Yüzde 59’u ülkemizde yasal otoritelerin gıda riskleri ile ilgili kararlar alırken güncel bilimsel kanıtları dikkate aldığını

Yüzde 54’ü ülkemizde yasal otoritelerin gıda ile ilgili riskler hakkında kamuoyunu oldukça iyi bilgilendirdiğini

Yüzde 53’ü ise ülkemizde yasal otoritelerin Vatandaşın sağlığına yönelik tehlike öngördüğünde çok hızlı harekete geçtiğini söylüyor.

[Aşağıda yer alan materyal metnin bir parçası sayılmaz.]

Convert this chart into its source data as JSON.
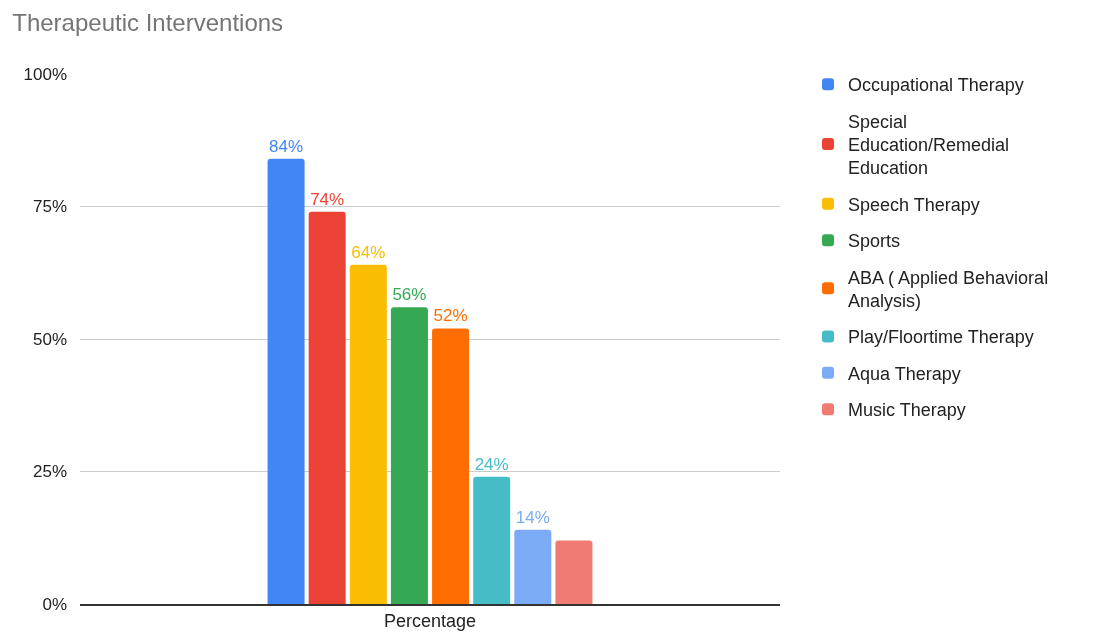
{
  "chart_data": {
    "type": "bar",
    "title": "Therapeutic Interventions",
    "categories": [
      "Percentage"
    ],
    "series": [
      {
        "name": "Occupational Therapy",
        "color": "#4285f4",
        "values": [
          84
        ],
        "value_labels": [
          "84%"
        ]
      },
      {
        "name": "Special Education/Remedial Education",
        "color": "#ea4335",
        "values": [
          74
        ],
        "value_labels": [
          "74%"
        ]
      },
      {
        "name": "Speech Therapy",
        "color": "#fbbc04",
        "values": [
          64
        ],
        "value_labels": [
          "64%"
        ]
      },
      {
        "name": "Sports",
        "color": "#34a853",
        "values": [
          56
        ],
        "value_labels": [
          "56%"
        ]
      },
      {
        "name": "ABA ( Applied Behavioral Analysis)",
        "color": "#ff6d01",
        "values": [
          52
        ],
        "value_labels": [
          "52%"
        ]
      },
      {
        "name": "Play/Floortime Therapy",
        "color": "#46bdc6",
        "values": [
          24
        ],
        "value_labels": [
          "24%"
        ]
      },
      {
        "name": "Aqua Therapy",
        "color": "#7baaf7",
        "values": [
          14
        ],
        "value_labels": [
          "14%"
        ]
      },
      {
        "name": "Music Therapy",
        "color": "#f07b72",
        "values": [
          12
        ],
        "value_labels": [
          null
        ]
      }
    ],
    "ylim": [
      0,
      100
    ],
    "yticks": [
      {
        "value": 0,
        "label": "0%"
      },
      {
        "value": 25,
        "label": "25%"
      },
      {
        "value": 50,
        "label": "50%"
      },
      {
        "value": 75,
        "label": "75%"
      },
      {
        "value": 100,
        "label": "100%"
      }
    ],
    "grid": "y",
    "legend": "right"
  }
}
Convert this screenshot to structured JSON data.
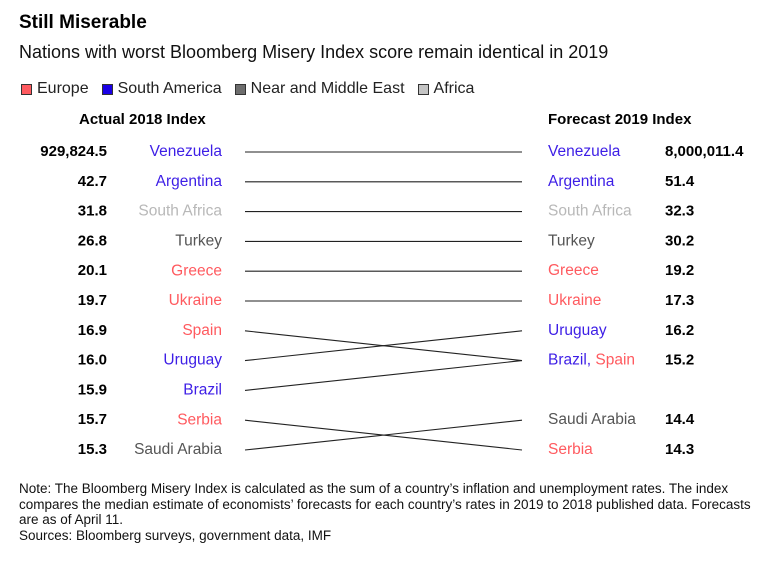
{
  "title": "Still Miserable",
  "subtitle": "Nations with worst Bloomberg Misery Index score remain identical in 2019",
  "legend": [
    {
      "label": "Europe",
      "color": "#ff5a5f"
    },
    {
      "label": "South America",
      "color": "#1a00e6"
    },
    {
      "label": "Near and Middle East",
      "color": "#6d6d6d"
    },
    {
      "label": "Africa",
      "color": "#c4c4c4"
    }
  ],
  "region_colors": {
    "Europe": "#ff5a5f",
    "South America": "#3d1ee6",
    "Near and Middle East": "#555555",
    "Africa": "#b8b8b8"
  },
  "chart_data": {
    "type": "slope",
    "left_header": "Actual 2018 Index",
    "right_header": "Forecast 2019 Index",
    "left": [
      {
        "country": "Venezuela",
        "region": "South America",
        "value": "929,824.5"
      },
      {
        "country": "Argentina",
        "region": "South America",
        "value": "42.7"
      },
      {
        "country": "South Africa",
        "region": "Africa",
        "value": "31.8"
      },
      {
        "country": "Turkey",
        "region": "Near and Middle East",
        "value": "26.8"
      },
      {
        "country": "Greece",
        "region": "Europe",
        "value": "20.1"
      },
      {
        "country": "Ukraine",
        "region": "Europe",
        "value": "19.7"
      },
      {
        "country": "Spain",
        "region": "Europe",
        "value": "16.9"
      },
      {
        "country": "Uruguay",
        "region": "South America",
        "value": "16.0"
      },
      {
        "country": "Brazil",
        "region": "South America",
        "value": "15.9"
      },
      {
        "country": "Serbia",
        "region": "Europe",
        "value": "15.7"
      },
      {
        "country": "Saudi Arabia",
        "region": "Near and Middle East",
        "value": "15.3"
      }
    ],
    "right": [
      {
        "countries": [
          {
            "name": "Venezuela",
            "region": "South America"
          }
        ],
        "value": "8,000,011.4"
      },
      {
        "countries": [
          {
            "name": "Argentina",
            "region": "South America"
          }
        ],
        "value": "51.4"
      },
      {
        "countries": [
          {
            "name": "South Africa",
            "region": "Africa"
          }
        ],
        "value": "32.3"
      },
      {
        "countries": [
          {
            "name": "Turkey",
            "region": "Near and Middle East"
          }
        ],
        "value": "30.2"
      },
      {
        "countries": [
          {
            "name": "Greece",
            "region": "Europe"
          }
        ],
        "value": "19.2"
      },
      {
        "countries": [
          {
            "name": "Ukraine",
            "region": "Europe"
          }
        ],
        "value": "17.3"
      },
      {
        "countries": [
          {
            "name": "Uruguay",
            "region": "South America"
          }
        ],
        "value": "16.2"
      },
      {
        "countries": [
          {
            "name": "Brazil",
            "region": "South America"
          },
          {
            "name": "Spain",
            "region": "Europe"
          }
        ],
        "value": "15.2"
      },
      {
        "countries": [
          {
            "name": "Saudi Arabia",
            "region": "Near and Middle East"
          }
        ],
        "value": "14.4"
      },
      {
        "countries": [
          {
            "name": "Serbia",
            "region": "Europe"
          }
        ],
        "value": "14.3"
      }
    ],
    "links": [
      {
        "from": 0,
        "to": 0
      },
      {
        "from": 1,
        "to": 1
      },
      {
        "from": 2,
        "to": 2
      },
      {
        "from": 3,
        "to": 3
      },
      {
        "from": 4,
        "to": 4
      },
      {
        "from": 5,
        "to": 5
      },
      {
        "from": 6,
        "to": 7
      },
      {
        "from": 7,
        "to": 6
      },
      {
        "from": 8,
        "to": 7
      },
      {
        "from": 9,
        "to": 9
      },
      {
        "from": 10,
        "to": 8
      }
    ]
  },
  "note": "Note: The Bloomberg Misery Index is calculated as the sum of a country’s inflation and unemployment rates. The index compares the median estimate of economists’ forecasts for each country’s rates in 2019 to 2018 published data. Forecasts are as of April 11.",
  "sources": "Sources: Bloomberg surveys, government data, IMF"
}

*Hormonlu ürünleri anlamak için;

– Domates çekirdeksiz ve içi cıvıksa,

– Patlıcanın içi süngerimsi ve çekirdeksizse,

– Kabak çekirdeksizse,

– Biber aşırı iri ve büyükse,

– Patates şekilsiz ve içinde kararmalar varsa,

– Karpuzun çekirdek yerleri boşsa bunlar hormonlu.

*Sütteki tehlike..

Bakanlığın denetimlerinde en fazla olumsuzluk, çiğ süt, peynir ve hazır yemek sektöründe. Verilere göre, 55 süt örneğinde canlı bakteri ve somatik hücre analizi yapılırken 36 örnekteki bakteri ve somatik hücre sayısı mevzuatın üzerinde çıktı. 19 örnek ise mevzuatına uygun çıktı. 794 peynir örneğinden 7´sinde “salmonella spp” , 35´inde “staphylococcus aureus” , 789 peynir örneğinden 106´sında “escherichia coli” , 702 peynir örneğinden 6´sında “listeria monocytogenes” virüsü belirlendi.

*Yapay tatlandırıcılar..

Amerika’da bir dönem yasaklanan, kansere neden olduğu iddia edilen, diyetisyen ve doktorlar tarafından kullanılmaması tavsiye edilen yapay tatlandırıcıların ithalatı, son sekiz yılda 13 kattan fazla artarak devam ediyor. Uzmanlar “Sağlıklı yaşamak isteyenler her türlü tatlandırıcıdan uzak durmalı. Kimyasal tatlandırıcıların hepsi vücuda yabancı ve zararlı” diyorda, dinleyen kim?

*Baklava ve tatlılar..

Çin, Singapur, Tayvan, Hollanda, Amerika, Almanya gibi ülkelerden gelen yapay tatlandırıcılar, şekerden çok daha yüksek tat veriyor. Aspartam 25 kilogramlık paketler hâlinde satılıyor: Örneğin, bir tepsi baklavada 2,5 kilo şeker kullanılıyor. Bu miktar 7,5 TL’ye denk gelirken, sadece 50 kuruşluk aspartam ile aynı tat karşılanıyor. “Nasıl bu kadar ucuza mal ediyorsunuz, yapımında ne kullanıyorsunuz?” sorularına “Bilmiyoruz, bize hazır geliyor” diyor. Birçok firma, baklavayı toptancıdan hazır alıyor; toptancı ise fiyatı düşürmek için ucuz malzemeye yöneliyor. Pancardan üretilen şekerin yerine kimyasal tatlandırıcılar tercih ediliyor.